Friday 19 December 2014

Walk of the Week: Warren Point Loop, Co Roscommon

Christopher Somerville

Published 21/05/2011 | 05:00

Co Roscommon's green peninsula of Rindoon, jutting from the western shore of Lough Ree, is an edge-of-the- world sort of place with one solitary dwelling, St John's House. Richard Collins grew up in this handsome Georgian house, and now runs it with his wife Liz as a peerless guesthouse.

The previous night, over some beautiful roast lamb, Jane and I had learned some of the secrets of this remarkable promontory. Now, setting out with Yoda the blond Labrador into a bright day and a blasting wind, Richard steered us along the lake margin into the half-forgotten world of Rindoon.

This small peninsula, just under 2km long and not much more than 500 metres wide, contains one of Ireland's finest archaeological sites: a medieval township complete with church, castle, harbour and turreted town wall. It has been described as "a storybook in stone" -- a book that few have ever read.

Unlike the majority of Ireland's medieval towns, the ruins of Rindoon have not been built on or greatly disturbed since the settlement was abandoned some 500 years ago. Few outsiders make their way here. Richard's childhood was spent exploring this magical, forgotten place and its monuments, draped and half-concealed under giant growths of ivy.

Since then, he and like-minded colleagues have done their best to shore up and preserve the walls of Rindoon; stripping back the ivy, mending and restoring the great towers.

"There was a covered walkway for the sentries," said Richard, as we walked the town wall that the Normans built as a barrier across the thick neck of the peninsula. "Tall slit windows for archers -- see them?" We stopped by Tower three, an open-backed turret restored with stone taken from the nearby lake. This section of wall, rebuilt and de-ivied, stood 20ft high.

But further along we could see broken gaps where enormous shaggy mats of ivy bristled like a monstrous green eyebrow. In winter gales, the wind tugs at this sail-like mass with enough force to pull any weak sections of wall clean over.

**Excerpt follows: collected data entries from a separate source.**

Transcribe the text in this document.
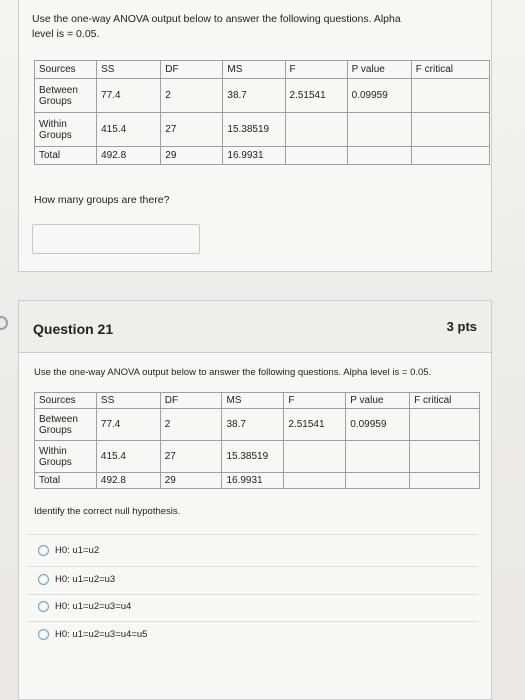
Use the one-way ANOVA output below to answer the following questions. Alpha
level is = 0.05.
Sources	SS	DF	MS	F	P value	F critical
Between Groups	77.4	2	38.7	2.51541	0.09959	
Within Groups	415.4	27	15.38519			
Total	492.8	29	16.9931			
How many groups are there?
Question 21	3 pts
Use the one-way ANOVA output below to answer the following questions. Alpha level is = 0.05.
Sources	SS	DF	MS	F	P value	F critical
Between Groups	77.4	2	38.7	2.51541	0.09959	
Within Groups	415.4	27	15.38519			
Total	492.8	29	16.9931			
Identify the correct null hypothesis.
H0: u1=u2
H0: u1=u2=u3
H0: u1=u2=u3=u4
H0: u1=u2=u3=u4=u5
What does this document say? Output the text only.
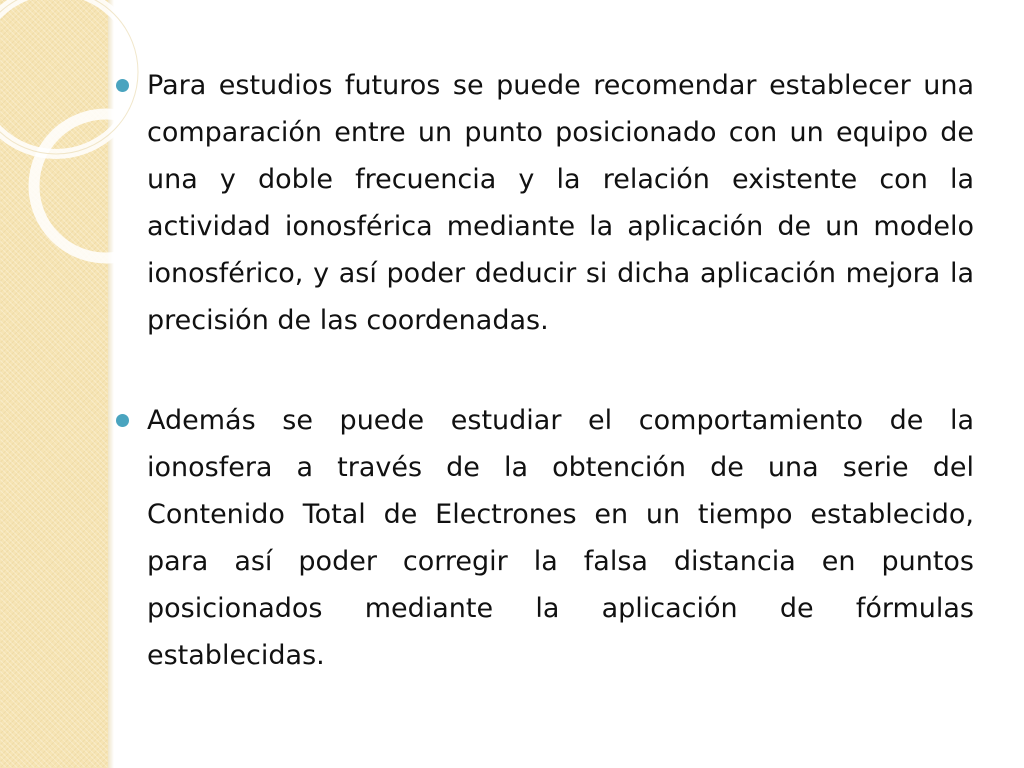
Para estudios futuros se puede recomendar establecer una comparación entre un punto posicionado con un equipo de una y doble frecuencia y la relación existente con la actividad ionosférica mediante la aplicación de un modelo ionosférico, y así poder deducir si dicha aplicación mejora la precisión de las coordenadas.
Además se puede estudiar el comportamiento de la ionosfera a través de la obtención de una serie del Contenido Total de Electrones en un tiempo establecido, para así poder corregir la falsa distancia en puntos posicionados mediante la aplicación de fórmulas establecidas.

We walked on along the lakeside path among a litter of white boulders, the wind driving wavelets ashore with a continuous rustle. The tree-covered islands out in Lough Ree lay low on the horizon. Inland, the peninsula ran in green hummocks; its houses and streets sunken below the fields.

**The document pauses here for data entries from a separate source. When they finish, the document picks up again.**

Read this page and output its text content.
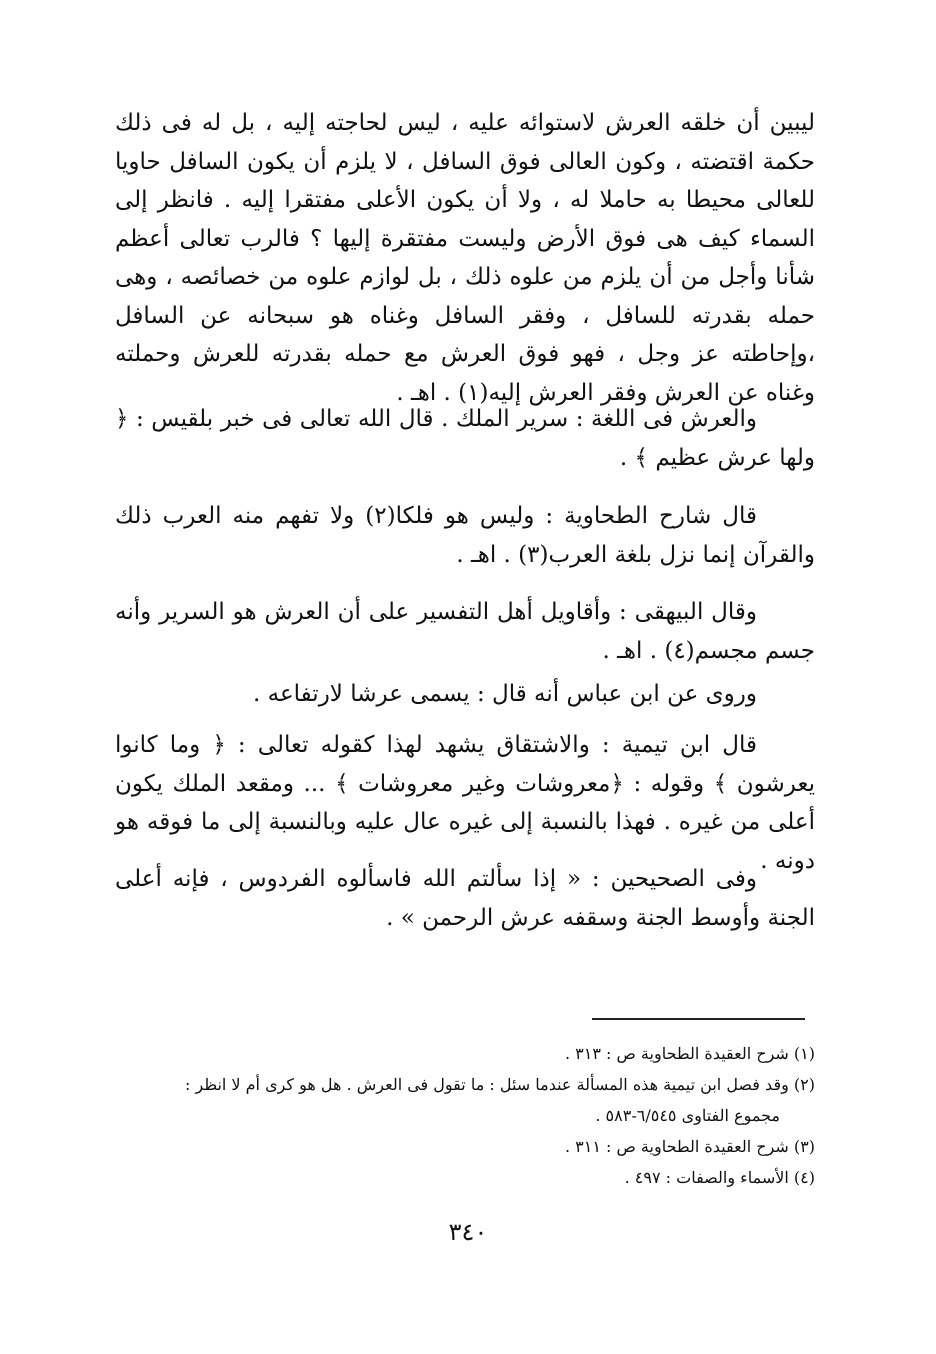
ليبين أن خلقه العرش لاستوائه عليه ، ليس لحاجته إليه ، بل له فى ذلك حكمة اقتضته ، وكون العالى فوق السافل ، لا يلزم أن يكون السافل حاويا للعالى محيطا به حاملا له ، ولا أن يكون الأعلى مفتقرا إليه . فانظر إلى السماء كيف هى فوق الأرض وليست مفتقرة إليها ؟ فالرب تعالى أعظم شأنا وأجل من أن يلزم من علوه ذلك ، بل لوازم علوه من خصائصه ، وهى حمله بقدرته للسافل ، وفقر السافل وغناه هو سبحانه عن السافل ،وإحاطته عز وجل ، فهو فوق العرش مع حمله بقدرته للعرش وحملته وغناه عن العرش وفقر العرش إليه(١) . اهـ .

والعرش فى اللغة : سرير الملك . قال الله تعالى فى خبر بلقيس : ﴿ ولها عرش عظيم ﴾ .

قال شارح الطحاوية : وليس هو فلكا(٢) ولا تفهم منه العرب ذلك والقرآن إنما نزل بلغة العرب(٣) . اهـ .

وقال البيهقى : وأقاويل أهل التفسير على أن العرش هو السرير وأنه جسم مجسم(٤) . اهـ .

وروى عن ابن عباس أنه قال : يسمى عرشا لارتفاعه .

قال ابن تيمية : والاشتقاق يشهد لهذا كقوله تعالى : ﴿ وما كانوا يعرشون ﴾ وقوله : ﴿معروشات وغير معروشات ﴾ ... ومقعد الملك يكون أعلى من غيره . فهذا بالنسبة إلى غيره عال عليه وبالنسبة إلى ما فوقه هو دونه .

وفى الصحيحين : « إذا سألتم الله فاسألوه الفردوس ، فإنه أعلى الجنة وأوسط الجنة وسقفه عرش الرحمن » .

(١) شرح العقيدة الطحاوية ص : ٣١٣ .

(٢) وقد فصل ابن تيمية هذه المسألة عندما سئل : ما تقول فى العرش . هل هو كرى أم لا انظر :

مجموع الفتاوى ٦/٥٤٥-٥٨٣ .

(٣) شرح العقيدة الطحاوية ص : ٣١١ .

(٤) الأسماء والصفات : ٤٩٧ .

٣٤٠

The shell of the parish church still stands, though. Richard sat in the stone recess which had once been the priest's sedilia, indicating the rough-built sanctuary arch. "You couldn't even see this arch when I was a boy," he said. "It was smothered completely with ivy, right down to the ground."

The arch framed another ruin on the skyline -- the enormous hulk of Rindoon Castle. We arrived there by way of a beautiful, flowery path through the hazel and oak trees of Rindoon Wood. On the eastern flank of the wood, the weather-beaten stone cylinder of an old windmill stood among trees on a grassy mound -- an unacknowledged rath, Richard believes.

Rindoon Castle is an extraordinary sight; a great fortress whose towers and gateway, curtain walls and window arches and fireplaces all loom in the embrace of the ivy like a stage set for Sleeping Beauty.

However strong it looked, though, the castle and its garrison couldn't protect Rindoon from one Irish raid after another. By 1342, town and castle were under Irish control.

For the first hundred years of its existence, the castle was systematically repaired and improved. After that, it was a tale of slow decline. Once cannon had been introduced to Ireland early in the 15th century, castles became redundant. From the 16th century onwards, Rindoon was in English hands, but the castle was a ruin by then.

Back near St John's House, we came on the tumbledown, barn-like building of the Hospital of St John, run by the order of Crutched Friars in Rindoon's heyday. In the orchard wall nearby were three curious recesses under pointed arches -- bee boles, said Richard, installed by the monks. Each bole would have held a straw skep full of bees to fertilise the fruit trees, and as a source of sugar and candlewax.

The touching intimacy of the image seemed to bring old Rindoon very close. Walking here, you sense past and present as closely interleaved. And the future might see a proper restoration and wider recognition of this national treasure, if Richard Collins and friends can realise their dream.